In a message dated 7/20/00 11:29:18 AM Pacific Daylight Time, 
tesla-at-pupman-dot-com writes:

> Original poster: ANTarchimedes-at-aol-dot-com 
>  
>  
>      What different things are supposed to be achieved by the different 
>  primary designs?  By knowing this, I might be able to experiment better 
with 
> 
>  different primary designs.  Also, which primary shape did Tesla most 
>  frequesntly use?
>  
>  Nick Moor

Nick,

A cylinder type primary is capable of tighter coupling, but usually
such tight coupling is not wanted.  Unless a cylinder primary is
rather large in diameter, the secondary will probably need to be
lifted almost fully above the primary to prevent racing sparks on
the secondary. 

Cylinder primaries are most commonly used on small tube coils and
in magnifier drivers.  Small tube coils often "like" a rather tight coupling.
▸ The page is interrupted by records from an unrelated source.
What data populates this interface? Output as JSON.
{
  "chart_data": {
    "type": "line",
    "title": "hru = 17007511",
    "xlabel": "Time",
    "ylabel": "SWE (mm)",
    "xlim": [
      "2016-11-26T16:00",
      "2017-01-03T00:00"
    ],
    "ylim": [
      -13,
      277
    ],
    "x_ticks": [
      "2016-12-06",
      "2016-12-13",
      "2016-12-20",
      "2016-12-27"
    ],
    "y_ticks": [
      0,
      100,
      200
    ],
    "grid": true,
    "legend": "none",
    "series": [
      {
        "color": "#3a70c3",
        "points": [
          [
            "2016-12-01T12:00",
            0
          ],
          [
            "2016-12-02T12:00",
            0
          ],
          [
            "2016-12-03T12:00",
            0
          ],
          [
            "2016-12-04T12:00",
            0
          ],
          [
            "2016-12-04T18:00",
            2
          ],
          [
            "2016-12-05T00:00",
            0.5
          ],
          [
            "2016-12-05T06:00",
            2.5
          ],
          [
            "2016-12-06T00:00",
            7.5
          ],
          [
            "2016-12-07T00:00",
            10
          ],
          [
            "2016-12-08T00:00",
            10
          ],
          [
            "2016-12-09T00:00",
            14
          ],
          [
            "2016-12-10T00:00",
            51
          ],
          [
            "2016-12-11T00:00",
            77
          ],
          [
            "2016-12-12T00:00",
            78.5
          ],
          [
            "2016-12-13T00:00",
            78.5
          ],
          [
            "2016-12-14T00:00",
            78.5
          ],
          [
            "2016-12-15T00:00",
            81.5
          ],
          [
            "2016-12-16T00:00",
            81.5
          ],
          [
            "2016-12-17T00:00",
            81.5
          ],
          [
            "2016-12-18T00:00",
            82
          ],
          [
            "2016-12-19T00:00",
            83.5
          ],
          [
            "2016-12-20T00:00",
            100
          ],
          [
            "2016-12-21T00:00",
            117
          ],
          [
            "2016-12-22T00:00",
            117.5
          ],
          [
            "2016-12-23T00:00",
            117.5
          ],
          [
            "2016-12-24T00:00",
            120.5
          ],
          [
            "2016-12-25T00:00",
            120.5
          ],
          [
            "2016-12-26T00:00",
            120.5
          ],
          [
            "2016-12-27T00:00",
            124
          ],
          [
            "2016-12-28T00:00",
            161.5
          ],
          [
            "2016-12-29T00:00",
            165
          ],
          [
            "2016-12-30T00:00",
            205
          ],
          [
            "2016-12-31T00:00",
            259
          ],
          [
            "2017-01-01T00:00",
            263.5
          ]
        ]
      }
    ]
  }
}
Flat primaries behave very similar to flattish inverted coned primaries,
but the flat primary has the advantage that the sparks from the toroid
are less likely to arc down and hit the primary.  I used to use the
15% inverted cone, but now I just use the flat primary since it's just
as good and I get fewer sparks hitting my primary.  In any case you'll
get the same spark output no matter what the primary shape is, if the 
spacings and coupling are OK, etc.

Magnifier drivers use the cylinder primary for the needed tight coupling
of the driver.

In general the shapes and proportions of TC's are not super critical,
other factors have much more effect on the spark output.